Chapter 3: The Runaway

Notes:

Apologies for taking a bit longer to update this one, I had some extra work to get done in the last week and that cut into my writing time rather than my Animal Crossing time (who could have seen that coming?) and all my fics got a slight push, though I tried to get back on track by this one’s update. Ah, partial points for effort I suppose!

As always, I need to thank everyone. for the wonderful support that this story is receiving. It means so very much to me and I wouldn’t have the motivation to keep working and improving if it weren’t for those of you who promoted and commented on it! Shout outs to @mirrorfalls, @secretlystephaniebrown, @thistleknight, and @karagordon.

Chapter Text

Lor is in immeasurable pain.

He can feel his skin taut and broken across his back, too painful to lay on overnight. He can feel his cheek inflamed and pressing up against his eyelid. He can feel his ribs sensitive and cracked, aching against his every breath.

And the worst of it all is the way the rage against him has still not diminished.

In the past, Lor has been disciplined. It is not an unfamiliar sensation. But his parents finished with the consensus that a lesson of some sort has been learned. Lor even finds himself in agreement with them.

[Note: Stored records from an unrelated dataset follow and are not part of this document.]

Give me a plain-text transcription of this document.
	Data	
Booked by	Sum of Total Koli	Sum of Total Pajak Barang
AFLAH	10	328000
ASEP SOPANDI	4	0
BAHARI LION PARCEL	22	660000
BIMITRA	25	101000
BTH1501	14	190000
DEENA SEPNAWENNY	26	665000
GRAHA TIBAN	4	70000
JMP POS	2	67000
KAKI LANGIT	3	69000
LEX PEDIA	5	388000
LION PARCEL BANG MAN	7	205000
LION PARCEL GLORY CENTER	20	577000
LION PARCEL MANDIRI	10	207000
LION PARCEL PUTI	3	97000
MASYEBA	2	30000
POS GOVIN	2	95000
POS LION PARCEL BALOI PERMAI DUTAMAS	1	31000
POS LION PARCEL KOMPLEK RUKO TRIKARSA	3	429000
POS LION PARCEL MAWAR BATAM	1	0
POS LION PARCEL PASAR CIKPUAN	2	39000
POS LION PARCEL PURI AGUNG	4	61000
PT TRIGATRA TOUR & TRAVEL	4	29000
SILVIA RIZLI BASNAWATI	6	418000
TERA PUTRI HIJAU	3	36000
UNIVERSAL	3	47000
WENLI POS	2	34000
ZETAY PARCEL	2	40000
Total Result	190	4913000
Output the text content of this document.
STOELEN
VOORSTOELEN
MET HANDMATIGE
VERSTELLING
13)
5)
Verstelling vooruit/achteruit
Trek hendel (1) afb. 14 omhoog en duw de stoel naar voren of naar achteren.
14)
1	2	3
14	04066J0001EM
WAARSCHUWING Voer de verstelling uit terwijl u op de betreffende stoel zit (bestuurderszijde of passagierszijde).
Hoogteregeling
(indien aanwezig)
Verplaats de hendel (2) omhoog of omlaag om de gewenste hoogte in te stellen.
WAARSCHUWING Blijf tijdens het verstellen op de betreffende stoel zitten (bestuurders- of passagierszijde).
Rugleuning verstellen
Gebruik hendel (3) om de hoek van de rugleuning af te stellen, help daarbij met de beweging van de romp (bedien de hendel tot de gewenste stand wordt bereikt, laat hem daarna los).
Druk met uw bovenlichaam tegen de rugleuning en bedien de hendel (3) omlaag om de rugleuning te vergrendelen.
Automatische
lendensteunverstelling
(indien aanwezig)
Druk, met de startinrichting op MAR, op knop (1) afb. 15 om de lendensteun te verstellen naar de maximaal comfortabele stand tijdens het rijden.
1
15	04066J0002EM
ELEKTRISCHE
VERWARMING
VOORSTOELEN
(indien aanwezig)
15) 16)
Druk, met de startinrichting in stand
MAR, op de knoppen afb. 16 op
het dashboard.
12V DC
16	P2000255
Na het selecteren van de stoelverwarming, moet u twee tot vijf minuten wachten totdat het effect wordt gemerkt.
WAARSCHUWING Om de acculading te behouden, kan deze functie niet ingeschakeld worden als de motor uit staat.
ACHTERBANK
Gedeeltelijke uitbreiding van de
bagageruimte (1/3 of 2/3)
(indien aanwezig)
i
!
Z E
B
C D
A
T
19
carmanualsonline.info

Not this time. Not today. He is hurt and they finished the discipline without any commentary or any softness to their expressions.

No, though, that is still not the worst. Not as Lor lays on his bed in hysteric contemplation alone in the dark.

The worst thing of all is that he cannot shut his eyes, cannot sleep, without the hideous cracking of Ti’ahl’s arm sounding off between his ears. The echos of her cries and the horror of the crowds reverberate throughout Lor’s body and send cold shivers through him.

His family is not loved when the masses of Jakuul bow. And Lor’s entire universe is turned upside down knowing this.

Before this terror in his life, Lor still did not have a full understanding of his world or his life. He is, after all, a child. But he thought he understood what he was to his father and mother.

He is the Last Son of Krypton. He is the future of the House of Zod.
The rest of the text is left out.